Pelosi makes an important point. It would be stunningly suicidal for Democrats to ostracize voters like the nuns, who ardently back the party's core principles of economic and social justice, but disagree on one issue: abortion rights.
"I grew up Nancy D'Alesandro in Baltimore, Maryland; in Little Italy; in a very devout Catholic family -- fiercely patriotic, proud of our town and our heritage, and staunchly Democratic," she told the Post. "Most of those people -- my family, extended family -- are not pro-choice. You think I'm kicking them out of the Democratic Party?"
This issue erupted recently when Tom Perez, the new chairman of the Democratic Party, and Sen. Bernie Sanders backed Heath Mello, a candidate for mayor of Omaha, Nebraska, with a history of pro-life positions. The pro-choice professionals went nuts, with Ilyse Hogue of NARAL Pro-Choice America saying their decision "is not only disappointing, it is politically stupid."
Perez immediately caved, saying "every Democrat" should be pro-choice and the issue was "not negotiable." That idiocy evoked another backlash, and Perez wobbled again, with a spokesman stating, "Tom doesn't believe in litmus tests."

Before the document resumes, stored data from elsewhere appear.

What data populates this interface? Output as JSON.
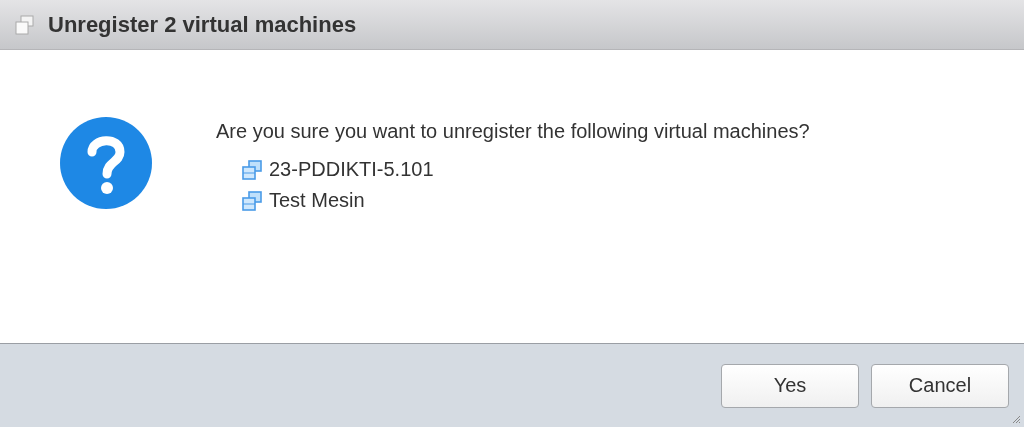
{
  "window": {
    "title": "Unregister 2 virtual machines"
  },
  "message": "Are you sure you want to unregister the following virtual machines?",
  "machines": [
    {
      "name": "23-PDDIKTI-5.101"
    },
    {
      "name": "Test Mesin"
    }
  ],
  "buttons": [
    {
      "label": "Yes"
    },
    {
      "label": "Cancel"
    }
  ]
}
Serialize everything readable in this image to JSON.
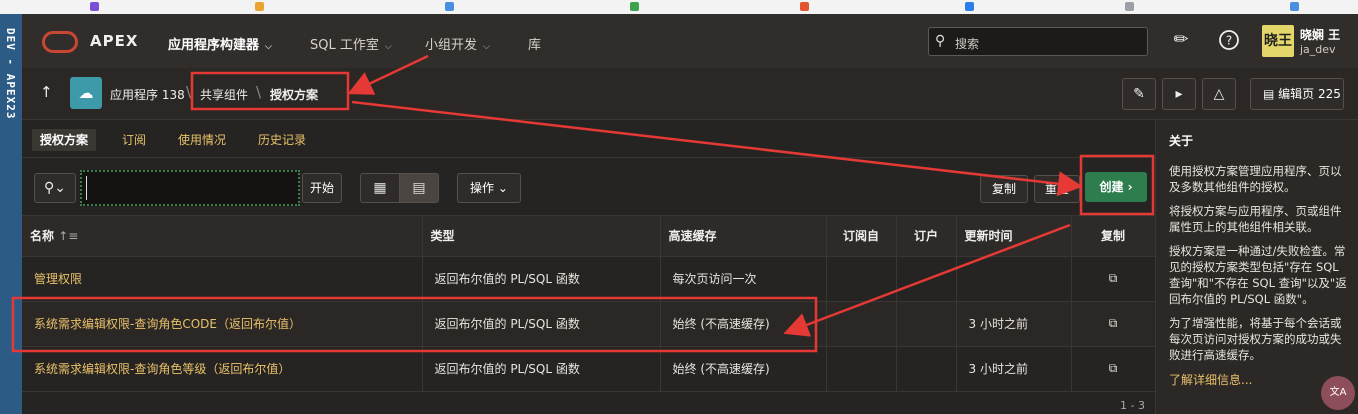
{
  "devbar": {
    "text": "DEV - APEX23"
  },
  "topnav": {
    "brand": "APEX",
    "items": [
      {
        "label": "应用程序构建器",
        "chevron": "⌵"
      },
      {
        "label": "SQL 工作室",
        "chevron": "⌵"
      },
      {
        "label": "小组开发",
        "chevron": "⌵"
      },
      {
        "label": "库"
      }
    ],
    "search_placeholder": "搜索",
    "user": {
      "avatar": "晓王",
      "name": "晓娴 王",
      "id": "ja_dev"
    }
  },
  "breadcrumb": {
    "app": "应用程序 138",
    "shared": "共享组件",
    "current": "授权方案",
    "edit_page": "编辑页 225"
  },
  "tabs": [
    "授权方案",
    "订阅",
    "使用情况",
    "历史记录"
  ],
  "toolbar": {
    "go": "开始",
    "actions": "操作",
    "copy": "复制",
    "reset": "重置",
    "create": "创建 ›",
    "search_value": ""
  },
  "table": {
    "headers": [
      "名称",
      "类型",
      "高速缓存",
      "订阅自",
      "订户",
      "更新时间",
      "复制"
    ],
    "rows": [
      [
        "管理权限",
        "返回布尔值的 PL/SQL 函数",
        "每次页访问一次",
        "",
        "",
        "",
        ""
      ],
      [
        "系统需求编辑权限-查询角色CODE（返回布尔值）",
        "返回布尔值的 PL/SQL 函数",
        "始终 (不高速缓存)",
        "",
        "",
        "3 小时之前",
        ""
      ],
      [
        "系统需求编辑权限-查询角色等级（返回布尔值）",
        "返回布尔值的 PL/SQL 函数",
        "始终 (不高速缓存)",
        "",
        "",
        "3 小时之前",
        ""
      ]
    ],
    "pager": "1 - 3"
  },
  "side": {
    "title": "关于",
    "paragraphs": [
      "使用授权方案管理应用程序、页以及多数其他组件的授权。",
      "将授权方案与应用程序、页或组件属性页上的其他组件相关联。",
      "授权方案是一种通过/失败检查。常见的授权方案类型包括\"存在 SQL 查询\"和\"不存在 SQL 查询\"以及\"返回布尔值的 PL/SQL 函数\"。",
      "为了增强性能，将基于每个会话或每次页访问对授权方案的成功或失败进行高速缓存。"
    ],
    "more": "了解详细信息..."
  },
  "colors": {
    "accent": "#e9c16a",
    "create": "#2e7d4f",
    "annotation": "#e53935"
  }
}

Here's the bottom line: Hogue has it exactly wrong. The "politically stupid" course for Democrats would be to impose a rigid orthodoxy on a highly emotional and complicated issue. The public debate on abortion has always been dominated by purists on both sides, demanding unwavering loyalty to unmovable positions. But most Americans are in the middle, searching for a reasonable compromise that reconciles moral values with practical policies.
Gallup finds that only 29 percent want abortion to be legal under "any circumstances," with 19 percent wanting it banned in all cases. Fully 50 percent favor keeping it legal but only under "certain circumstances." A Pew study gave voters four choices, and 58 percent of respondents picked a moderate option.
The partisan breakdown reinforces Pelosi's point. One out of 4 Democrats in the Pew study favor restricting abortion in all or most cases. That rises to 1 out of 3 among moderate and conservative Democrats, and 1 out of 2 among Hispanics -- a key target for the party's future. Alienating those voters over social issues helped sink Hillary Clinton, Pelosi insists.
"You know what?" she told the Post. "That's why Donald Trump is president of the United States -- the evangelicals and the Catholics, anti-marriage equality, anti-choice."
Nancy D'Alesandro from Little Italy knows what she's talking about. Democrats trapped in their elitist bubbles cannot win back power by listening to the absolutists who demand total fealty on the abortion issue.
Sen. Joe Manchin, a Democrat who manages to survive in West Virginia, told The Hill: "I'm pro-life. ... Saying you have to fit in one silo to be in the party -- that doesn't make any sense to me or any West Virginia Democrat."
It also makes no sense to Rep. Henry Cuellar, a Texas Democrat representing a heavily Hispanic district along the Mexican border. He told The Hill: "When you want to subtract and start using a purity test, that's not good for the party. So you grow a majority by adding, and not subtracting, pro-life Democrats."
Sen. Joe Donnelly, a pro-life Democrat facing a tough re-election fight in Indiana, calls a purity test "very, very shortsighted." In an interview with the Huffington Post, he explained: "We ought to be able to include everyone, as opposed to saying, 'no, we don't want these folks, even though they fight with us on jobs, even though they fight with us for economic rights, even though they fight with us on health care.'"
Democrats love to berate Republicans for kowtowing to the hard-liners in the Tea Party and the Freedom Caucus. "We are so much more intelligent and open-minded," they boast. Except when it comes to abortion. Then they're ready to burn heretics at the stake.
That's a profound mistake. Democrats must embrace inclusion, not exclusion. Folks who agree with you most of the time should be welcomed, not exiled. Pelosi's right: "Thank God for the nuns."